To try to stop the leaking we discussed options: in medication and urology procedure.

Oxybutynin is the medication of choice for neurogenic bladder. It is an anticholinergic medication and relaxes the smooth muscle of the bladder.

Gelnique is Oxybutynin in gel form. It is topical, which means we put it on his skin and it gets absorbed.  Because it is absorbed in the skin and not in pill form we have noticed a decrease in side effects such as flushing, over heating, constipation.
Because we are currently using this already, the option we discussed is increasing the gelnique. It is expensive, and the more you increase the dose the increased chance of side effects.

Another option is to try oral medication.
We have used Oxybutynin in a liquid form (and ended up with a ton of cavities). And we discussed trying a pill instead of liquid form. But anything taken by mouth has increased side effects. My worry is that we are really good with our bowel routine. And I don't want to mess that up. To take oral oxybutynin he would have to take this medication 3 times a day, and we would have to offset the constipation with medication daily or every other day.
This isn't really something we want to do right now.

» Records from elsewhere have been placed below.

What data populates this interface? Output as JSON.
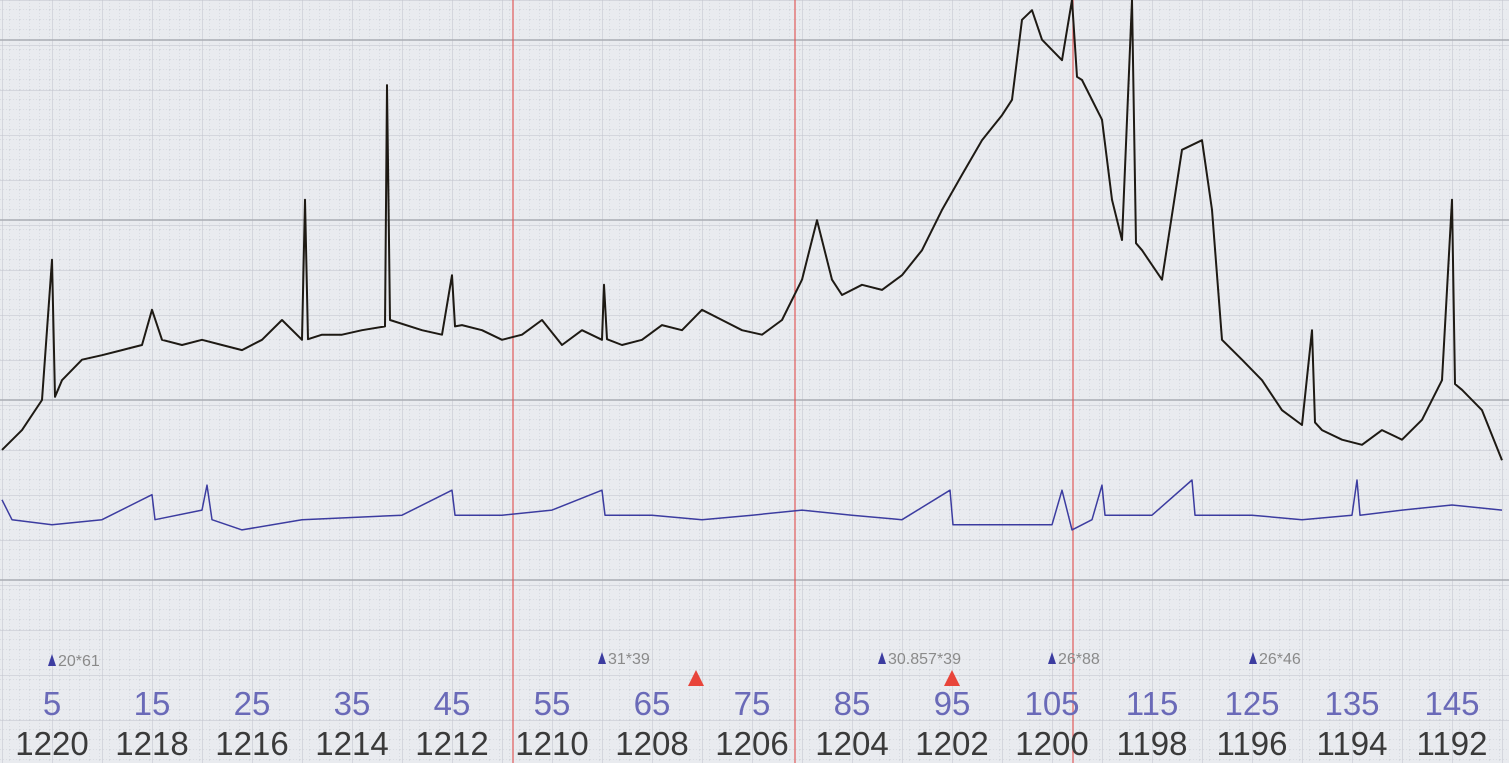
{
  "chart_data": {
    "type": "line",
    "xlim": [
      0,
      150
    ],
    "ylim": [
      0,
      100
    ],
    "xticks": [
      5,
      15,
      25,
      35,
      45,
      55,
      65,
      75,
      85,
      95,
      105,
      115,
      125,
      135,
      145
    ],
    "x2ticks": [
      1220,
      1218,
      1216,
      1214,
      1212,
      1210,
      1208,
      1206,
      1204,
      1202,
      1200,
      1198,
      1196,
      1194,
      1192
    ],
    "annotations": [
      "20*61",
      "31*39",
      "30.857*39",
      "26*88",
      "26*46"
    ],
    "series": [
      {
        "color": "#1e1a14",
        "x": [
          0,
          2,
          4,
          5,
          5.3,
          6,
          8,
          10,
          12,
          14,
          15,
          16,
          18,
          20,
          22,
          24,
          26,
          28,
          30,
          30.3,
          30.6,
          32,
          34,
          36,
          38.3,
          38.5,
          38.8,
          42,
          44,
          45,
          45.3,
          46,
          48,
          50,
          52,
          54,
          56,
          58,
          60,
          60.2,
          60.5,
          62,
          64,
          66,
          68,
          70,
          72,
          74,
          76,
          78,
          80,
          81.5,
          83,
          84,
          86,
          88,
          90,
          92,
          94,
          96,
          98,
          100,
          101,
          102,
          103,
          104,
          106,
          107,
          107.5,
          108,
          110,
          111,
          112,
          113,
          113.4,
          114,
          116,
          118,
          120,
          121,
          122,
          124,
          126,
          128,
          130,
          131,
          131.3,
          132,
          134,
          136,
          138,
          140,
          142,
          144,
          145,
          145.3,
          146,
          148,
          150
        ],
        "values": [
          29.7,
          32.8,
          37.5,
          59.4,
          38,
          40.6,
          43.8,
          44.5,
          45.3,
          46.1,
          51.6,
          46.9,
          46.1,
          46.9,
          46.1,
          45.3,
          46.9,
          50,
          46.9,
          68.8,
          47,
          47.7,
          47.7,
          48.4,
          49,
          86.7,
          50,
          48.4,
          47.7,
          57,
          49,
          49.2,
          48.4,
          46.9,
          47.7,
          50,
          46.1,
          48.4,
          46.9,
          55.5,
          47,
          46.1,
          46.9,
          49.2,
          48.4,
          51.6,
          50,
          48.4,
          47.7,
          50,
          56.3,
          65.6,
          56.3,
          53.9,
          55.5,
          54.7,
          57,
          60.9,
          67.2,
          72.7,
          78.1,
          82,
          84.4,
          96.9,
          98.4,
          93.8,
          90.6,
          100,
          88,
          87.5,
          81.3,
          68.8,
          62.5,
          100,
          62,
          60.9,
          56.3,
          76.6,
          78.1,
          67.2,
          46.9,
          43.8,
          40.6,
          35.9,
          33.6,
          48.4,
          34,
          32.8,
          31.3,
          30.5,
          32.8,
          31.3,
          34.4,
          40.6,
          68.8,
          40,
          39.1,
          35.9,
          28.1
        ]
      },
      {
        "color": "#3c3ca0",
        "x": [
          0,
          1,
          5,
          10,
          15,
          15.3,
          20,
          20.5,
          21,
          24,
          30,
          40,
          45,
          45.3,
          50,
          55,
          60,
          60.3,
          65,
          70,
          75,
          80,
          85,
          90,
          94.8,
          95.1,
          100,
          105,
          106,
          107,
          109,
          110,
          110.3,
          115,
          119,
          119.3,
          125,
          130,
          135,
          135.5,
          135.8,
          140,
          145,
          150
        ],
        "values": [
          21.9,
          18.8,
          18,
          18.8,
          22.7,
          18.8,
          20.3,
          24.2,
          18.8,
          17.2,
          18.8,
          19.5,
          23.4,
          19.5,
          19.5,
          20.3,
          23.4,
          19.5,
          19.5,
          18.8,
          19.5,
          20.3,
          19.5,
          18.8,
          23.4,
          18,
          18,
          18,
          23.4,
          17.2,
          18.8,
          24.2,
          19.5,
          19.5,
          25,
          19.5,
          19.5,
          18.8,
          19.5,
          25,
          19.5,
          20.3,
          21.1,
          20.3
        ]
      }
    ]
  }
}
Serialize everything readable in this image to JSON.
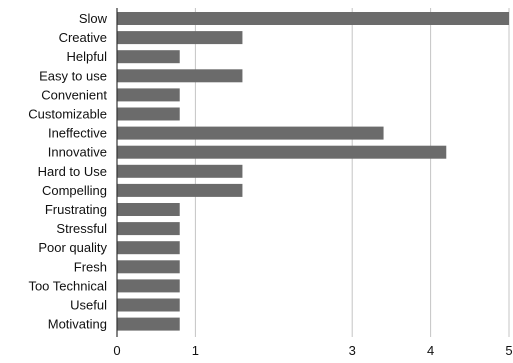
{
  "chart_data": {
    "type": "bar",
    "orientation": "horizontal",
    "categories": [
      "Slow",
      "Creative",
      "Helpful",
      "Easy to use",
      "Convenient",
      "Customizable",
      "Ineffective",
      "Innovative",
      "Hard to Use",
      "Compelling",
      "Frustrating",
      "Stressful",
      "Poor quality",
      "Fresh",
      "Too Technical",
      "Useful",
      "Motivating"
    ],
    "values": [
      5.0,
      1.6,
      0.8,
      1.6,
      0.8,
      0.8,
      3.4,
      4.2,
      1.6,
      1.6,
      0.8,
      0.8,
      0.8,
      0.8,
      0.8,
      0.8,
      0.8
    ],
    "xlim": [
      0,
      5
    ],
    "xticks": [
      0,
      1,
      3,
      4,
      5
    ],
    "grid": "vertical",
    "legend": "none",
    "colors": {
      "bar": "#6b6b6b",
      "grid": "#c4c4c4",
      "axis": "#333333"
    }
  }
}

Oxybutynin can also be crushed and flushed into the bladder. This would be similar to the oral dosage (3x a day), but with less side effects because it is right at the source. It is time consuming and can be messy. In the end, it was not recommended.

There are other medications called Detrol. I don't know very much about the medication, other than it is used as an alternative to oxybutynin.

The other procedure options are more invasive and now the question is, what is more invasive? Putting a variety of medication in your body on a daily basis at a dose so that it will work. Or trying something else.

The other option (and one we are going forward with) involves general anesthetic in the operating room for the purposes of a cystoscopy. A cystoscopy in adults does not need general anesthetic as it does not involve any actual surgery (like incisions and stuff). But in a child, they do it with the child asleep.

A Cystoscope is a tube that goes into the urethra and into the bladder, the tube has a light and a camera and things (like a needle) can be passed through the tube to inject into the bladder. 



The cystoscope allows the doctor to inject Botox into spots in the bladder. Botox is also known as botulinum toxin, a name that makes you take a step back. We are giving our child a toxin?! It is of course known most commonly for cosmetic reasons, by weakening facial muscles and smoothing wrinkles. But that is exactly what we want to do to the bladder.
Botox treatment for urinary incontinence due to neurogenic bladder in children is an approved use. It does exactly what it says it does. It paralyzes (relaxes the spasms of) the bladder muscles by injecting into the bladder in multiple places. This is done through the cystoscope.

The effects of the Botox is temporary and will need to be repeated about every 6 months. But as the effects of the botox starts wearing off then we can start looking at medications again. The botox injections means that all other medications can be stopped while the botox is working. I personally used Botox injections to treat my hyperhydrosis (excessive sweating) and found that it worked perfectly for 6 months, and the following 6 months it still worked but not perfectly. And by a year I was back to where I was.
Most of the side effects of the botox (difficulty urinating) we already cath, so it is not an issue. But infection is the most common side effect. I have seen some studies that recommended antibiotics.

The other option that we discussed was a Bulking agent. This means an injection (through the cystoscope) of a bulking agent, such as collagen at the bladder neck to make the bladder neck tighter. This means that by moving around and being more active (like at school) the bladder won't leak. If it looks like the bladder neck is open a lot, then they will do the bulking agent. This isn't something that would need to be repeated. If it isn't open and leaking, then they won't do the bulking agent.
I would hate to do it, and inject something and then not be able to advance the catheter. Because we still need enough space in the bladder neck to advance a catheter.